Re: what do you think of these hacks for eating better/healthier?
« Reply #56 on: August 21, 2020, 04:18:53 AM »
Butter (I mean the real stuff made from cream.)
Olive oil EVOO cold pressed only
Lard (aka bacon fat)

I am not a purist when it comes to eating. I've been known to enjoy a quest cookie or other yummy snack, but for the most part I try to stick to healthy oils. Yes I consider animal fats a healthier oil than most any processed fat. Yes I've checked my cholesterol and all that. I'm in the lowest risk groups..
 

Vidya

Re: what do you think of these hacks for eating better/healthier?
« Reply #57 on: August 21, 2020, 05:49:41 PM »
Luke, thanks for that article on fructose from Harvard health publishing. You said:

Quote
And it's true that fructose, unlike glucose, passes from the small intestines into the liver to be metabolized there rather than being transported to cells from the blood stream like glucose; and, yes, that's bad because excess is converted to fat (lipogenesis) and both contribute to fatty liver and increases triglyceride levels generally.

and yes, Harvard health says:

Quote
The entry of fructose into the liver kicks off a series of complex chemical transformations. (You can see a diagram of these at health.harvard.edu/172.) One remarkable change is that the liver uses fructose, a carbohydrate, to create fat. This process is called lipogenesis. Give the liver enough fructose, and tiny fat droplets begin to accumulate in liver cells (see figure). This buildup is called nonalcoholic fatty liver disease, because it looks just like what happens in the livers of people who drink too much alcohol.

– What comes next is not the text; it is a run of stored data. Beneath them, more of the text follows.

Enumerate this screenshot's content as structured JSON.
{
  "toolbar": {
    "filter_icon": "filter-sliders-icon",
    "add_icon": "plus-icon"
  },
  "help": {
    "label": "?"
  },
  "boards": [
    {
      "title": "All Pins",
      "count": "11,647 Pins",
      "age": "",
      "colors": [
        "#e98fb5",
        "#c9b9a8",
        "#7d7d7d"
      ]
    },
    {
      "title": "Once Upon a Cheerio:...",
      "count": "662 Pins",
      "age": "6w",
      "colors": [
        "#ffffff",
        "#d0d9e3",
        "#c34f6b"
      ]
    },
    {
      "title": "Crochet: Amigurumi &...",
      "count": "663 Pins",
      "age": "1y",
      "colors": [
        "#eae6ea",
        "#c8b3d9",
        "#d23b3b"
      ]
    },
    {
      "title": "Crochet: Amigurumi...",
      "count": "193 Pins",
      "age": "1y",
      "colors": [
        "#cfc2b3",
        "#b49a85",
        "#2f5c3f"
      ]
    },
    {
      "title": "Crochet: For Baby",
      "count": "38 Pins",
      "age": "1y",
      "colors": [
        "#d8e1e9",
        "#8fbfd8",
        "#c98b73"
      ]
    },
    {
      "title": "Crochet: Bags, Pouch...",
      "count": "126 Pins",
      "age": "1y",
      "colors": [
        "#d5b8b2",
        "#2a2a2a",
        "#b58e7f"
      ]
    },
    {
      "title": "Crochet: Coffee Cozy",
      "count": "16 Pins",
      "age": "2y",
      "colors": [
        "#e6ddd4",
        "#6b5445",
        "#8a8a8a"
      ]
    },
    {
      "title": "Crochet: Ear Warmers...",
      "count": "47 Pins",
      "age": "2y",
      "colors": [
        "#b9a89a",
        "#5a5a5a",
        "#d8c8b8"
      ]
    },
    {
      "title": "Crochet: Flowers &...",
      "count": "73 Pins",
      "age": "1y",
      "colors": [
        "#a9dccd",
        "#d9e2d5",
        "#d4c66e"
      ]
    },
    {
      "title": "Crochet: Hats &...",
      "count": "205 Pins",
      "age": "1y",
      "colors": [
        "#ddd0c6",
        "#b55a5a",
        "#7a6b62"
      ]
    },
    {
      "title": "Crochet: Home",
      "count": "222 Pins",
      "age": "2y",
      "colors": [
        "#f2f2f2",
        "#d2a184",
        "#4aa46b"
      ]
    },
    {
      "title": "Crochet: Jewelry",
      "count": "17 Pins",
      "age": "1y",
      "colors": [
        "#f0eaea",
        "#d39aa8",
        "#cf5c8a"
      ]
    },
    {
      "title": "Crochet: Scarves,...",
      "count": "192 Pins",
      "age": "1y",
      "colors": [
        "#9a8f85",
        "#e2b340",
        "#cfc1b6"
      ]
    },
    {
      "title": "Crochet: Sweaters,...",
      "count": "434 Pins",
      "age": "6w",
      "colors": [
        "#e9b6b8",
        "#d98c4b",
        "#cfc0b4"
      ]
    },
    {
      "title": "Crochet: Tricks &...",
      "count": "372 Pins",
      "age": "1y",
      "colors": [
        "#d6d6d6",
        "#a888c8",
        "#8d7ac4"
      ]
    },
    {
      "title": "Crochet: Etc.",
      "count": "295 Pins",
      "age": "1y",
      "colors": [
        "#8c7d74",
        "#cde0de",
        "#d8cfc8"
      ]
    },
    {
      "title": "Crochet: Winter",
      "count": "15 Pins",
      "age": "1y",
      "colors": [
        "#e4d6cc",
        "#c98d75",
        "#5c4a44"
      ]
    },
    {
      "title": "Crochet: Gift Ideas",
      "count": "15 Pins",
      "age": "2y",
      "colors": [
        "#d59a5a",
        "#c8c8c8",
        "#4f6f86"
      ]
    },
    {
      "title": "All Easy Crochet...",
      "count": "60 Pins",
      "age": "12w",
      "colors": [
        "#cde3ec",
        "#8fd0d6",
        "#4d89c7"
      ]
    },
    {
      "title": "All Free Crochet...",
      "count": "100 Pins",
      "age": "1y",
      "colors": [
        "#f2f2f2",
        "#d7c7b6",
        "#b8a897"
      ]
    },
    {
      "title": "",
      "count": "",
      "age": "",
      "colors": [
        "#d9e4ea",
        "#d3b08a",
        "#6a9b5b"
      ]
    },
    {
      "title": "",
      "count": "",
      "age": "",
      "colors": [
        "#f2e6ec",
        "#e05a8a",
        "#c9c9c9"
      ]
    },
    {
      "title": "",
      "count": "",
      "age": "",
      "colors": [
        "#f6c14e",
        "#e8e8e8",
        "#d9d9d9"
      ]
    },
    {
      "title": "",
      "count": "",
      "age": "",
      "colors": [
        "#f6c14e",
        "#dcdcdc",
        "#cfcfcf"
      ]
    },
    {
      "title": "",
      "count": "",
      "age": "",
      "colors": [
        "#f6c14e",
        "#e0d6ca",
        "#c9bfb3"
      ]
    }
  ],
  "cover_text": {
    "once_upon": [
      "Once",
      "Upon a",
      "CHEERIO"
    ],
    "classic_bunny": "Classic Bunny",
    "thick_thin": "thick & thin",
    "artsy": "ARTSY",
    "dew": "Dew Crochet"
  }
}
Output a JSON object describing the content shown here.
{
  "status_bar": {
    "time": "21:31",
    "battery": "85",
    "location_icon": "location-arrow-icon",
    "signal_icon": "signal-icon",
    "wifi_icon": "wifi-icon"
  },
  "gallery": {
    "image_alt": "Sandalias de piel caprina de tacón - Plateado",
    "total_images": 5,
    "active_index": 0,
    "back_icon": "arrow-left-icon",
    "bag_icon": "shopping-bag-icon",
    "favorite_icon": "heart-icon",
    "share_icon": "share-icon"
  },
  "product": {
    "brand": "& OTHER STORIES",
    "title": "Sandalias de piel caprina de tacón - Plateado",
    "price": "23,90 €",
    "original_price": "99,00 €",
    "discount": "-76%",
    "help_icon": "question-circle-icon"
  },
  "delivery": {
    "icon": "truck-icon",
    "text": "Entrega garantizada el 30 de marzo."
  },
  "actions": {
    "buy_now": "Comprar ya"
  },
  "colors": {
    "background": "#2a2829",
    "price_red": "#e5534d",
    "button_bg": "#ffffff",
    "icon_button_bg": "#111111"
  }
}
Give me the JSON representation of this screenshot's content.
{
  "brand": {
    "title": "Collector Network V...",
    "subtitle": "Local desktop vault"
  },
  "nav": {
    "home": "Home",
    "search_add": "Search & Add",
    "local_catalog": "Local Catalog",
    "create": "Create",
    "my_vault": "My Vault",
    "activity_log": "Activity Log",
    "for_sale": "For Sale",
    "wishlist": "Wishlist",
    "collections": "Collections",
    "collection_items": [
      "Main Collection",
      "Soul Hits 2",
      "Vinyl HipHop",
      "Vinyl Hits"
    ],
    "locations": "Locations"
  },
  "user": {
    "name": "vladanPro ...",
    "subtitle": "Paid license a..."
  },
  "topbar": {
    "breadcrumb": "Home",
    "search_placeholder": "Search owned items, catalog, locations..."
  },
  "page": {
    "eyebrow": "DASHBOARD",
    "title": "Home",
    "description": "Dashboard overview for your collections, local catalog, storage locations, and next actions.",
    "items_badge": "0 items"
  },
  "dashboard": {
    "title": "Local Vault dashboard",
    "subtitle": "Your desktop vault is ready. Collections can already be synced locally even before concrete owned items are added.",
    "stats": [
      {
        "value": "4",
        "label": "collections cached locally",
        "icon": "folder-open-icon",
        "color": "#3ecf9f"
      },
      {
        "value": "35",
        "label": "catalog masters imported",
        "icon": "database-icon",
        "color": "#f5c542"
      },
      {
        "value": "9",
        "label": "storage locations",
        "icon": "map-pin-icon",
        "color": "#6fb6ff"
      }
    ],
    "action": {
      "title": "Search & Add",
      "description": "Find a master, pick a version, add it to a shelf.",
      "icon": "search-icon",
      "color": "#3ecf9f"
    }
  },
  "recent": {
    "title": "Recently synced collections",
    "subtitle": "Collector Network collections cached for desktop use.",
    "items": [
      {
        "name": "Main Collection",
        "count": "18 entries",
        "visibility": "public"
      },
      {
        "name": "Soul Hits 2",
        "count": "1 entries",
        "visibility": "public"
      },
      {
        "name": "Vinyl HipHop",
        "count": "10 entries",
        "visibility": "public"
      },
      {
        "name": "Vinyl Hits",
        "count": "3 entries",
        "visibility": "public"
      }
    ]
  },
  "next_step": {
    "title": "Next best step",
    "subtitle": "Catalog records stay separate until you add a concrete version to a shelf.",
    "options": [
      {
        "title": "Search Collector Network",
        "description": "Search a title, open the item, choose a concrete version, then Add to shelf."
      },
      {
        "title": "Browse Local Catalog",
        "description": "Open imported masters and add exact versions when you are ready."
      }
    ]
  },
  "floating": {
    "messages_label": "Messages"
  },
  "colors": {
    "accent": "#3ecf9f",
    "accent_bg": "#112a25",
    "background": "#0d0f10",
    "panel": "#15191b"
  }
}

what I’d like to know is, even if I intake excess fructose, will tiny fat droplets really begin to accumulate in MY liver cells?

Because my body’s an anomaly. It never got the message that when I intake calories, they’re supposed to be stored as fat. It burns up everything I eat and stores nothing as fat.

So would my liver even be able to accumulate any fat?

I really want to know.

I also want to know something else. Can you please post again that article you showed me explaining why some people can’t gain weight? I meant to save it but forgot. What I found most appealing about it was the info that such people also metabolize sugar better.

If that is true, it may be what prevents me getting diabetes thanks to my hopeless rice addiction.
 
am I doomed to get diabetes because I am unable to overcome my rice addiction, and eat 2 to 3 servings a day?

But the majority of Indians eat as I do. They don't all get diabetes. Unless they do in their old age. Who’s keeping track? Maybe they all get it. All I know is India is said to be the diabetes capital of the world thanks to our high carb diet.

And maybe the fact my body burn up all calories also means it will burn up sugar or metabolize it before it can do me any harm? I really want to know that that’s the case.

Who could tell me? are there doctors in the US who could know?

I keep reading the meat in the US is full of hormones. Don't you guys worry about getting cancer? I feel like I might have asked this question before. Or did I just think of asking it but I forgot to actually ask, since I don't recall any replies.